Aldo Grasso contro Fazio e il suo “opportunismo di scena”

Pubblicato il 13 Novembre 2010 - 14:19 OLTRE 6 MESI FA

Aldo Grasso sul Corriere della Sera perla di Fabio Fazio e della sua nuova trasmissione “Vieni via con me”, alla luce delle recenti polemiche sulla patecipazione al programma di Fini e Bersani.

Per il ceto medio riflessivo può essere il nuovo Michele Santoro. È Fabio Fazio e, confortato dal successo della prima puntata, ha deciso di invitare Gianfranco Fini e Pier Luigi Bersani al prossimo appuntamento di «Vieni via con me» per dare una spallata a Berlusconi. Il ceto medio riflessivo ha il suo nuovo Michele Santoro. Si chiama Fabio Fazio.
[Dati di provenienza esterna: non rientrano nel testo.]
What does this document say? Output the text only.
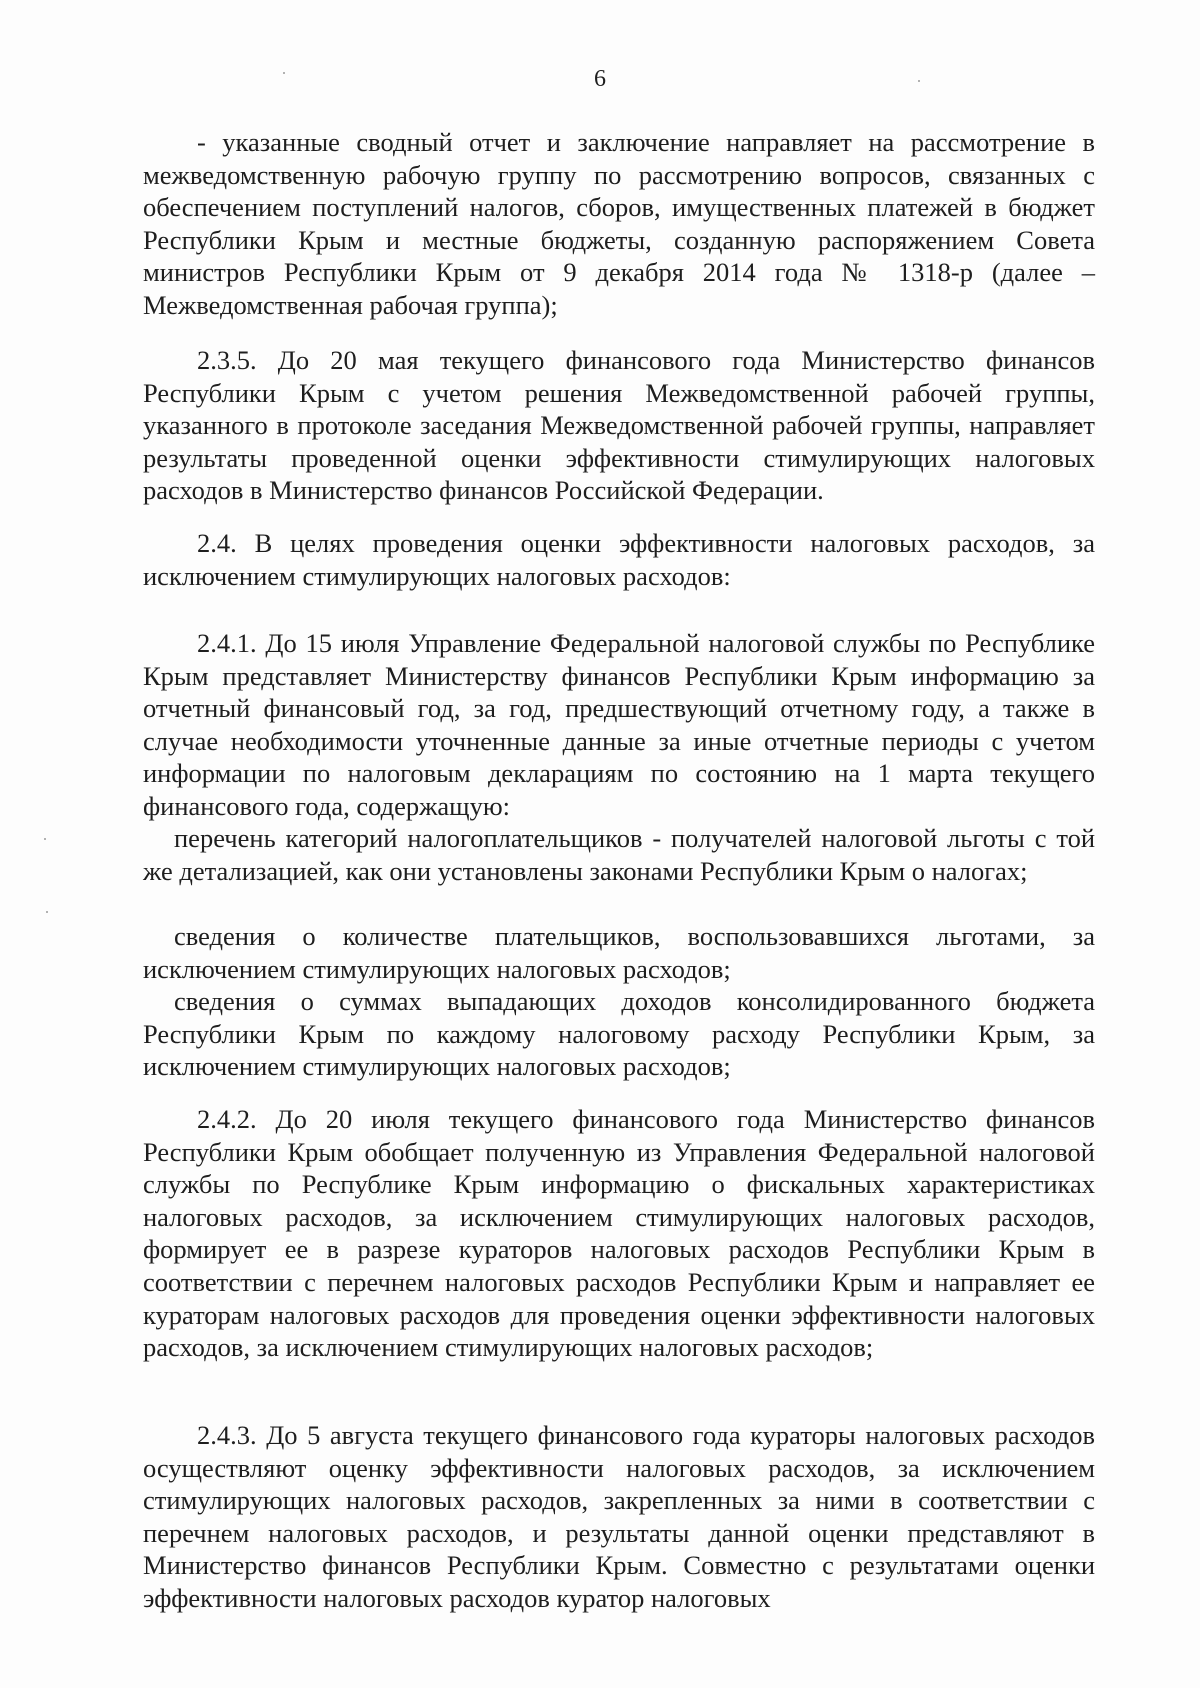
6

- указанные сводный отчет и заключение направляет на рассмотрение в межведомственную рабочую группу по рассмотрению вопросов, связанных с обеспечением поступлений налогов, сборов, имущественных платежей в бюджет Республики Крым и местные бюджеты, созданную распоряжением Совета министров Республики Крым от 9 декабря 2014 года № 1318-р (далее – Межведомственная рабочая группа);

2.3.5. До 20 мая текущего финансового года Министерство финансов Республики Крым с учетом решения Межведомственной рабочей группы, указанного в протоколе заседания Межведомственной рабочей группы, направляет результаты проведенной оценки эффективности стимулирующих налоговых расходов в Министерство финансов Российской Федерации.

2.4. В целях проведения оценки эффективности налоговых расходов, за исключением стимулирующих налоговых расходов:

2.4.1. До 15 июля Управление Федеральной налоговой службы по Республике Крым представляет Министерству финансов Республики Крым информацию за отчетный финансовый год, за год, предшествующий отчетному году, а также в случае необходимости уточненные данные за иные отчетные периоды с учетом информации по налоговым декларациям по состоянию на 1 марта текущего финансового года, содержащую:

перечень категорий налогоплательщиков - получателей налоговой льготы с той же детализацией, как они установлены законами Республики Крым о налогах;

сведения о количестве плательщиков, воспользовавшихся льготами, за исключением стимулирующих налоговых расходов;

сведения о суммах выпадающих доходов консолидированного бюджета Республики Крым по каждому налоговому расходу Республики Крым, за исключением стимулирующих налоговых расходов;

2.4.2. До 20 июля текущего финансового года Министерство финансов Республики Крым обобщает полученную из Управления Федеральной налоговой службы по Республике Крым информацию о фискальных характеристиках налоговых расходов, за исключением стимулирующих налоговых расходов, формирует ее в разрезе кураторов налоговых расходов Республики Крым в соответствии с перечнем налоговых расходов Республики Крым и направляет ее кураторам налоговых расходов для проведения оценки эффективности налоговых расходов, за исключением стимулирующих налоговых расходов;

2.4.3. До 5 августа текущего финансового года кураторы налоговых расходов осуществляют оценку эффективности налоговых расходов, за исключением стимулирующих налоговых расходов, закрепленных за ними в соответствии с перечнем налоговых расходов, и результаты данной оценки представляют в Министерство финансов Республики Крым. Совместно с результатами оценки эффективности налоговых расходов куратор налоговых
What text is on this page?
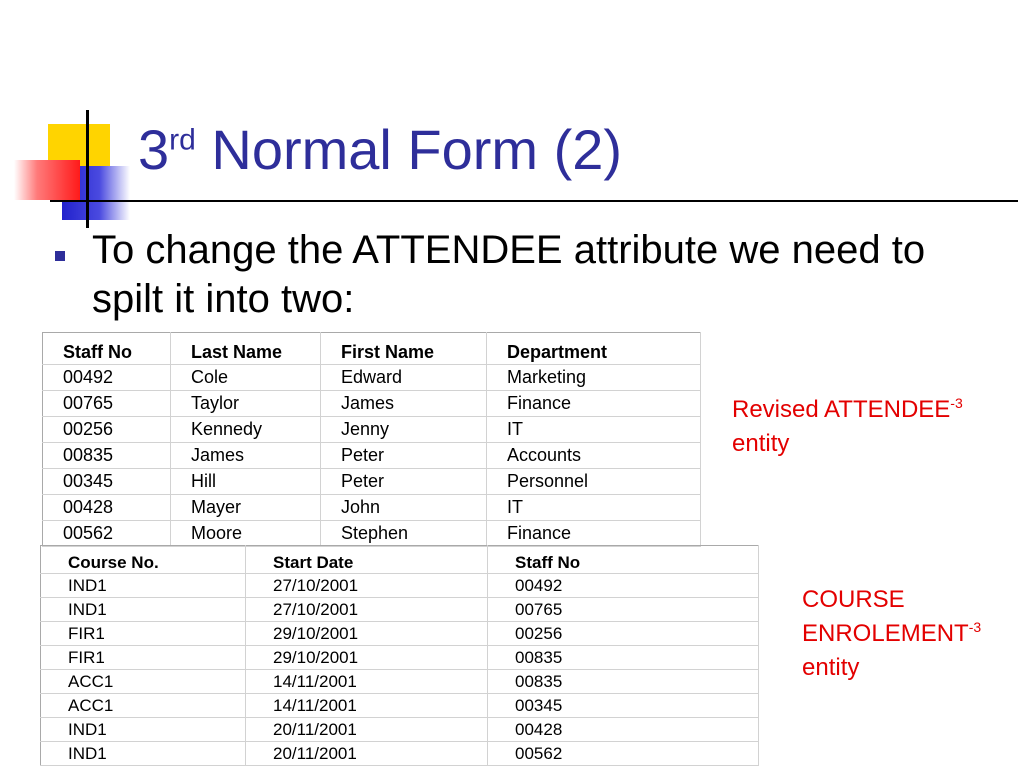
3rd Normal Form (2)
To change the ATTENDEE attribute we need to spilt it into two:
Staff No	Last Name	First Name	Department
00492	Cole	Edward	Marketing
00765	Taylor	James	Finance
00256	Kennedy	Jenny	IT
00835	James	Peter	Accounts
00345	Hill	Peter	Personnel
00428	Mayer	John	IT
00562	Moore	Stephen	Finance
Course No.	Start Date	Staff No
IND1	27/10/2001	00492
IND1	27/10/2001	00765
FIR1	29/10/2001	00256
FIR1	29/10/2001	00835
ACC1	14/11/2001	00835
ACC1	14/11/2001	00345
IND1	20/11/2001	00428
IND1	20/11/2001	00562
Revised $ATTENDEE^{-3}$
entity
COURSE
$ENROLEMENT^{-3}$
entity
Confortato dal successo della prima puntata, rincuorato dalla reale difficoltà in cui si trova il premier, incoraggiato da Loris Mazzetti, capostruttura di Raitre responsabile del programma (è capace di pensare la tv solo in termini ideologici, esattamente come Antonio Marano e Mauro Masi), Fazio ha deciso di invitare Gianfranco Fini e Pier Luigi Bersani alla prossima puntata di Vieni via con me. Staremo a vedere, ma il rischio che il programma prenda una connotazione tutta politica, tale da stravolgerne la natura, almeno così come ci era stato presentata, è forte.

Adesso, per aggirare l’ipocrita legge della Rai che vieta la presenza dei politici in certi programmi si risponde con un’altra ipocrisia: Vieni via con me è un programma di approfondimento culturale e non un varietà, esattamente come Che tempo che fa. A parte il fatto che ci sarebbe molto da discutere tra la promozione culturale (ogni opera presentata da Fazio è un capolavoro, mai sentita una qualsiasi obiezione) e cultura, resta il fatto che è imbarazzante vedere Don Abbondio vestire i panni di Don Rodrigo. Nessuno vuole censurare nessuno: vadano Fini, Bersani e tutti quelli che gli autori decideranno di invitare; del resto abbiamo una Rai così politicizzata e così pesantemente squilibrata che è difficile scorgere le pagliuzze negli occhi degli altri. Un solo favore: risparmiateci la manfrina del programma culturale e ripensate alla promessa del «nuovo» che Roberto Saviano avrebbe dovuto mostrarci.